I looked at Kate, and then at Rhodes. The original plan was to rendezvous on this end and take off to the West. Meeting the plane at that end was a huge risk. The noise of the landing airplane would drown out the drones, and the herd would turn toward us just as the plane set down and taxied—the noisiest part of the extraction. Without cover from the snipers, and in the thick fog, they could be on top of us before we knew it.
My head was throbbing with the action, and I could hear the blood rushing in my ears.
Behind us, at the water’s edge, I watched as the fog turned into movement, and the movement turned to bodies.
“Copy, Iron Eagle. We’ll see you in three.”
I had been inside too long. I needed a release.
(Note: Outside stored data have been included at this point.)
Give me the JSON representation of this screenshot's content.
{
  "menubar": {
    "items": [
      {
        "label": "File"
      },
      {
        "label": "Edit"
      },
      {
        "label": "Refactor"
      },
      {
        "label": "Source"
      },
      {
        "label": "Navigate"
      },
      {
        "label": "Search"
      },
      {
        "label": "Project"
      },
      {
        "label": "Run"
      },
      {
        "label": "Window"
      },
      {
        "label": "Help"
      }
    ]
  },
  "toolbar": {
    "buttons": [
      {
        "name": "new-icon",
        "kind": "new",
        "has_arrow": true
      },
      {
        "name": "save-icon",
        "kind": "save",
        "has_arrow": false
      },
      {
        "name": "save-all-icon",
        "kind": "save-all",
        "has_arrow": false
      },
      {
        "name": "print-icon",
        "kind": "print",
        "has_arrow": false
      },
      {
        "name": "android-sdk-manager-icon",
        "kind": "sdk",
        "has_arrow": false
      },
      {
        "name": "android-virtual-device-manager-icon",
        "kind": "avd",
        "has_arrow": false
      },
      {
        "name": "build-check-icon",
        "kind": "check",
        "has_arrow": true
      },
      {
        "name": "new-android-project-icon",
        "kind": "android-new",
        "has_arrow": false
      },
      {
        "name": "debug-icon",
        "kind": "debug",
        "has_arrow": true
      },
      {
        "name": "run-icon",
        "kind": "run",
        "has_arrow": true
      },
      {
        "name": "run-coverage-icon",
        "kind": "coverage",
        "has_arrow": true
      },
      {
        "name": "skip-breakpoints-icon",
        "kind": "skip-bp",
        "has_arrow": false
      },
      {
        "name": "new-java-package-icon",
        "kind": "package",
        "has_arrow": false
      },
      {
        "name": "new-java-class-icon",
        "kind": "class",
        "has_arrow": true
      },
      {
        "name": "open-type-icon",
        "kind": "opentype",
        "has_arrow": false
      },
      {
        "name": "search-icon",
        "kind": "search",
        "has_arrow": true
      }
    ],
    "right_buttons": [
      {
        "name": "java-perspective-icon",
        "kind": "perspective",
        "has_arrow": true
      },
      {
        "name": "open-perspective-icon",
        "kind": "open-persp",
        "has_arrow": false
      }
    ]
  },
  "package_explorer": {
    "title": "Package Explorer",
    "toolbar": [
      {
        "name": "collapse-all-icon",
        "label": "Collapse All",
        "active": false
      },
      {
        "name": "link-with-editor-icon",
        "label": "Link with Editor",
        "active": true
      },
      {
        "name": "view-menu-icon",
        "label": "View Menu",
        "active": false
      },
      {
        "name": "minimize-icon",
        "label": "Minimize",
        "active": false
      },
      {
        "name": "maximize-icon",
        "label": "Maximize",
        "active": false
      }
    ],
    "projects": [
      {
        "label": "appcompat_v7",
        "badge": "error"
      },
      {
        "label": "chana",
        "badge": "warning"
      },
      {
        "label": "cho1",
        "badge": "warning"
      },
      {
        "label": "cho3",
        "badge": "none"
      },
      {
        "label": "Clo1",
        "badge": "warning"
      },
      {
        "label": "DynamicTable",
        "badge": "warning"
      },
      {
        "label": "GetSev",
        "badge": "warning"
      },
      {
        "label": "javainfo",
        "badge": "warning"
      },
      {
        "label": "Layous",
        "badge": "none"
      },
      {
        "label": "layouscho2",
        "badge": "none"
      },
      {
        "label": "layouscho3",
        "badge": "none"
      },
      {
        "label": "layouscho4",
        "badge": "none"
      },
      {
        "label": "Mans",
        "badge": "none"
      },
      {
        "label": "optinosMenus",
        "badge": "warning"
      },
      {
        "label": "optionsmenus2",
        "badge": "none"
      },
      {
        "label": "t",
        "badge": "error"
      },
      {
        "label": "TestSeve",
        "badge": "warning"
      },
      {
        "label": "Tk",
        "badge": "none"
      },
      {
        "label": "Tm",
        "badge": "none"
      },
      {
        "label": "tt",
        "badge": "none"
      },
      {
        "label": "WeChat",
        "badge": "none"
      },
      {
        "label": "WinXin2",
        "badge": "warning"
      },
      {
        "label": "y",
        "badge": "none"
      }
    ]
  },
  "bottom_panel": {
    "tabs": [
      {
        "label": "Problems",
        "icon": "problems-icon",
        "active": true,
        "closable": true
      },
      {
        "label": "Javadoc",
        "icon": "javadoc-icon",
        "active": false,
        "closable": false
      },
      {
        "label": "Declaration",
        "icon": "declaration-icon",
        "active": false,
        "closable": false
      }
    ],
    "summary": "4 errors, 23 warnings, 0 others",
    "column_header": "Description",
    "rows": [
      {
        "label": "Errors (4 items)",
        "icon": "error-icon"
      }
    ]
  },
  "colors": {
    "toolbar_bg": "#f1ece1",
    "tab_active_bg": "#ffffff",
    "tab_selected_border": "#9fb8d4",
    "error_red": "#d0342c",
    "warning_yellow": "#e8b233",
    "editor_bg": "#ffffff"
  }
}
“You go. I’ll buy a little time.” I walked forward, not away. Toward the creatures mustering at the shore, feet stumbling for purchase on the slippery rocks. Gripping my Pathfinder in one hand by the modified stock, so that it was essentially an axe, I drew the machete with the other hand. Beside me, Kate’s form materialized.
“Not going to let you play alone,” she said, staring at the mist and gripping her weapons tightly.
The blood was pounding in my head, and I needed the rush. But I smiled at her attitude.
Rhodes and the others moved toward the end of the runway.
There were nearly fifty of them onshore already, more clamoring behind. The bulk still struggled to find footing on the uneven rocks. Those that had emerged were awkward, as if unused to walking. Trails of water dripped behind them as they struggled forward.
We met them halfway.
I swung the modified shotgun as if it was nothing, and it felt like nothing. It was weightless in my hands. I heard, rather than saw, the head hit the ground, even as I pivoted instinctively to the next body. The torso split in two as I aimed low, and I saw Kate’s machete claim another head as I ducked the arms of the next creature, slicing up with my left hand and severing the arm at the armpit, and taking the head from below. The blade vibrated slightly as it sheared through the spine at an angle.
I rolled forward, throwing both arms out to the sides, and taking the legs from two more as they moved forward. Both bodies fell, as their momentum carried them, toppling toward me, teeth gnashing and arms still searching. I threw my arms wide and caught each by the chest with my forearms as they fell. Their heads whipped toward my own and I completed the motion, smashing their torsos together with a tremendous effort and hearing the satisfying crunch of ribs and sternums. Turning quickly, I pushing both bodies away and took the heads with one swipe of the Pathfinder, even as I spun to meet the next wave.
Kate’s movements were far more graceful. She danced and spun, her movement reminiscent of a ballet dancer, when mine was far more direct. I flung and crushed and stormed and thrashed. She pivoted and twirled and jumped. Not a single creature touched her as she moved through them, like a dancer at a ball.
She was magnificent.
My own style, as unattractive as it may have been, was just as effective.
Within minutes, bodies surrounded us. We had bought the others some time.